Только после знакомства с Рут Истедгаде стала для меня местом для игр, где можно было болтаться после школы до самого ужина. Мне тогда исполнилось девять лет, а Рут – семь. Наши взгляды встречаются одним воскресным утром, когда всех детей выгоняют из дома поиграть на улицу, чтобы родители выспались после изнурительной или тоскливой недели. Как обычно, девочки постарше сплетничают в углу у мусорных баков, а те, что помладше, играют в классики, в которых я вечно всё порчу: то наступаю на линию, то задеваю землю свободной, болтающейся в воздухе ногой. Я так и не понимаю, в чем суть игры, и считаю ее ужасно скучной. Когда мне говорят, что я вышла, я покорно прижимаюсь к стене. Быстрые шаги скатываются по черной лестнице парадного дома, ведущей во двор, и появляется маленькая девочка с рыжими волосами, зелеными глазами и светло-коричневыми веснушками на переносице. Привет, говорит она мне, расплывшись в улыбке от уха до уха, меня зовут Рут. Я смущенно и неловко представляюсь – непривычно, чтобы новенькие выходили так лихо. Все пристально смотрят на Рут, которая словно не замечает этого. Давай удерем отсюда и купим конфет, обращается она ко мне, и бросив неуверенный взгляд на наше окно, я иду – и буду следовать за ней еще много лет, пока мы обе не выпустимся из школы и глубокие различия между нами не станут заметными.

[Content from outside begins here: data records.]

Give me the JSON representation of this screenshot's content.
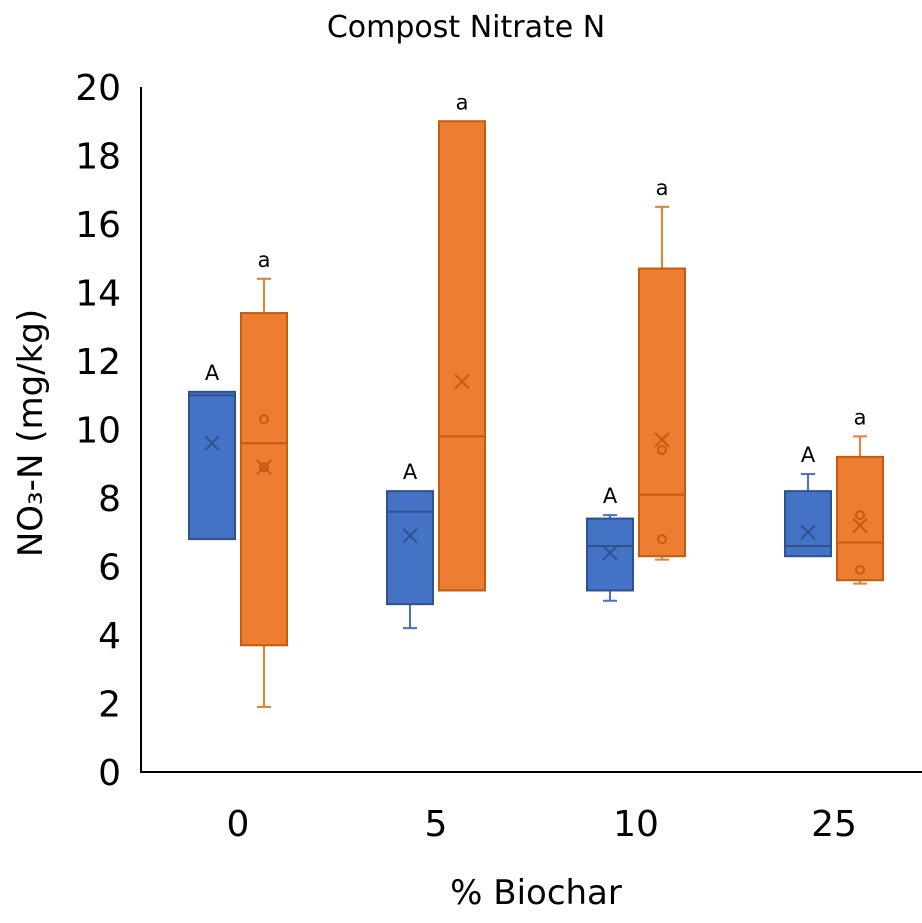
{
  "chart_data": {
    "type": "box",
    "title": "Compost Nitrate N",
    "xlabel": "% Biochar",
    "ylabel": "NO₃-N (mg/kg)",
    "ylim": [
      0,
      20
    ],
    "yticks": [
      0,
      2,
      4,
      6,
      8,
      10,
      12,
      14,
      16,
      18,
      20
    ],
    "categories": [
      "0",
      "5",
      "10",
      "25"
    ],
    "grid": false,
    "legend": "none",
    "series": [
      {
        "color": "#4472C4",
        "boxes": [
          {
            "category": "0",
            "min": 6.8,
            "q1": 6.8,
            "median": 11.0,
            "q3": 11.1,
            "max": 11.1,
            "mean": 9.6,
            "outliers": [],
            "label": "A"
          },
          {
            "category": "5",
            "min": 4.2,
            "q1": 4.9,
            "median": 7.6,
            "q3": 8.2,
            "max": 8.2,
            "mean": 6.9,
            "outliers": [],
            "label": "A"
          },
          {
            "category": "10",
            "min": 5.0,
            "q1": 5.3,
            "median": 6.6,
            "q3": 7.4,
            "max": 7.5,
            "mean": 6.4,
            "outliers": [],
            "label": "A"
          },
          {
            "category": "25",
            "min": 6.3,
            "q1": 6.3,
            "median": 6.6,
            "q3": 8.2,
            "max": 8.7,
            "mean": 7.0,
            "outliers": [],
            "label": "A"
          }
        ]
      },
      {
        "color": "#ED7D31",
        "boxes": [
          {
            "category": "0",
            "min": 1.9,
            "q1": 3.7,
            "median": 9.6,
            "q3": 13.4,
            "max": 14.4,
            "mean": 8.9,
            "outliers": [
              10.3,
              8.9
            ],
            "label": "a"
          },
          {
            "category": "5",
            "min": 5.3,
            "q1": 5.3,
            "median": 9.8,
            "q3": 19.0,
            "max": 19.0,
            "mean": 11.4,
            "outliers": [],
            "label": "a"
          },
          {
            "category": "10",
            "min": 6.2,
            "q1": 6.3,
            "median": 8.1,
            "q3": 14.7,
            "max": 16.5,
            "mean": 9.7,
            "outliers": [
              9.4,
              6.8
            ],
            "label": "a"
          },
          {
            "category": "25",
            "min": 5.5,
            "q1": 5.6,
            "median": 6.7,
            "q3": 9.2,
            "max": 9.8,
            "mean": 7.2,
            "outliers": [
              7.5,
              5.9
            ],
            "label": "a"
          }
        ]
      }
    ]
  }
}
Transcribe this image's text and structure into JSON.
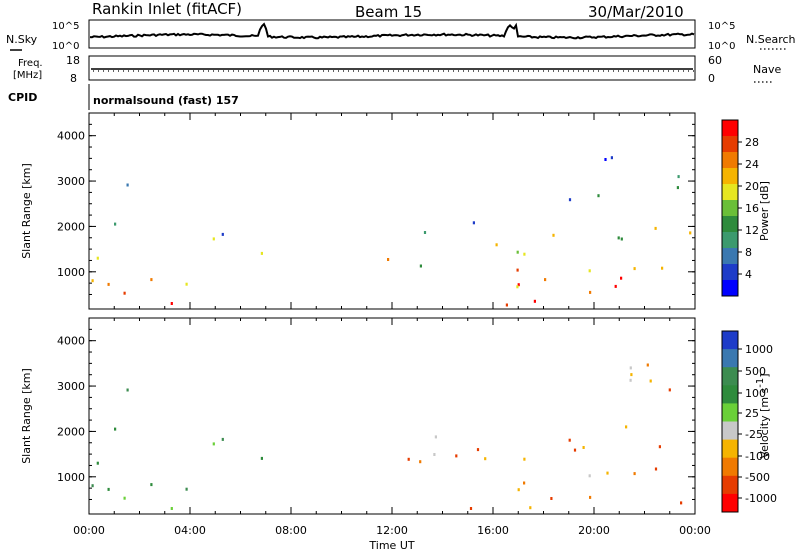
{
  "header": {
    "title": "Rankin Inlet (fitACF)",
    "beam": "Beam 15",
    "date": "30/Mar/2010"
  },
  "noise_panel": {
    "left_label": "N.Sky",
    "right_label": "N.Search",
    "left_ticks": [
      "10^5",
      "10^0"
    ],
    "right_ticks": [
      "10^5",
      "10^0"
    ]
  },
  "freq_panel": {
    "left_label_1": "Freq.",
    "left_label_2": "[MHz]",
    "left_ticks": [
      "18",
      "8"
    ],
    "right_label": "Nave",
    "right_ticks": [
      "60",
      "0"
    ]
  },
  "cpid": {
    "label": "CPID",
    "value": "normalsound (fast) 157"
  },
  "chart_data": [
    {
      "type": "heatmap",
      "panel": "power",
      "ylabel": "Slant Range [km]",
      "ylim": [
        180,
        4500
      ],
      "yticks": [
        "1000",
        "2000",
        "3000",
        "4000"
      ],
      "xlim_hours": [
        0,
        24
      ],
      "colorbar": {
        "label": "Power [dB]",
        "ticks": [
          "4",
          "8",
          "12",
          "16",
          "20",
          "24",
          "28"
        ],
        "colors": [
          "#0000ff",
          "#1e3cc8",
          "#3a78b0",
          "#3c9a6e",
          "#2e8b3c",
          "#6abf38",
          "#e6e620",
          "#f5b400",
          "#f07a00",
          "#e63c00",
          "#ff0000"
        ]
      }
    },
    {
      "type": "heatmap",
      "panel": "velocity",
      "ylabel": "Slant Range [km]",
      "ylim": [
        180,
        4500
      ],
      "yticks": [
        "1000",
        "2000",
        "3000",
        "4000"
      ],
      "xlim_hours": [
        0,
        24
      ],
      "colorbar": {
        "label_1": "Velocity",
        "label_2": "[m s",
        "label_sup": "-1",
        "label_3": "]",
        "ticks": [
          "1000",
          "500",
          "100",
          "25",
          "-25",
          "-100",
          "-500",
          "-1000"
        ],
        "colors": [
          "#1e3cc8",
          "#3a78b0",
          "#3c8c50",
          "#2e8b3c",
          "#6ad038",
          "#c8c8c8",
          "#f5b400",
          "#f07a00",
          "#e63c00",
          "#ff0000"
        ]
      }
    }
  ],
  "x_axis": {
    "label": "Time UT",
    "ticks": [
      "00:00",
      "04:00",
      "08:00",
      "12:00",
      "16:00",
      "20:00",
      "00:00"
    ]
  }
}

Теперь у меня есть подружка, и я становлюсь менее зависимой от мамы, которой, разумеется, Рут не нравится. Она приемыш, из таких никогда не выходит ничего путного, мрачно говорит мама, но всё же не запрещает с ней играть. Родители ее – пара огромных уродливых людей, которым бы никогда в жизни не удалось сотворить что-то столь же прелестное, как Рут. Отец работает официантом и пьет как сапожник. Мать страдает от ожирения и астмы и лупит дочь по любому поводу. Но Рут на это наплевать. Она вырывается из ее когтей, грохочет вниз по черной лестнице, улыбается, показывая всем блестящие белые зубы, и весело произносит: да пошла ты, чертова сучка. Когда Рут ругается, это не страшно и не унизительно, потому что ее голос свеж и тонок, как у самого младшего козлика из сказки, рот с узкой вздернутой верхней губой алеет и изогнут сердечком, а взгляд тверд, словно у людей, не знающих страха. В ней есть то, чего нет во мне, и я делаю всё, что она мне прикажет. Нам обеим не интересны обыкновенные игры. К своей кукле она и не притрагивается, а кукольную коляску использует как трамплин, положив на нее сверху доску. Нам нечасто удается это проделать, потому что на нас набрасывается хозяйка дома или призывают к порядку наши бдительные матери, которым слишком хорошо видно нас из окна. Только на Истедгаде мы остаемся без присмотра, и отсюда начинается мой преступный путь. Рут мило и добродушно принимает факт, что я не готова воровать. Так что мне приходится отвлекать продавщицу от маленькой шустрой фигурки Рут, которая без разбора тащит всё подряд, пока я спрашиваю, когда у них появится жевательная резинка. Мы заходим в ближайший подъезд и делим добычу. Иногда мы отправляемся в магазин и бесконечно долго примеряем обувь и одежду. Мы выбираем самое дорогое и спрашиваем, не будут ли они столь любезны отложить вещи, ведь наши мамы придут расплатиться. Не успев выйти за дверь, мы булькаем от распирающего нас радостного хихиканья.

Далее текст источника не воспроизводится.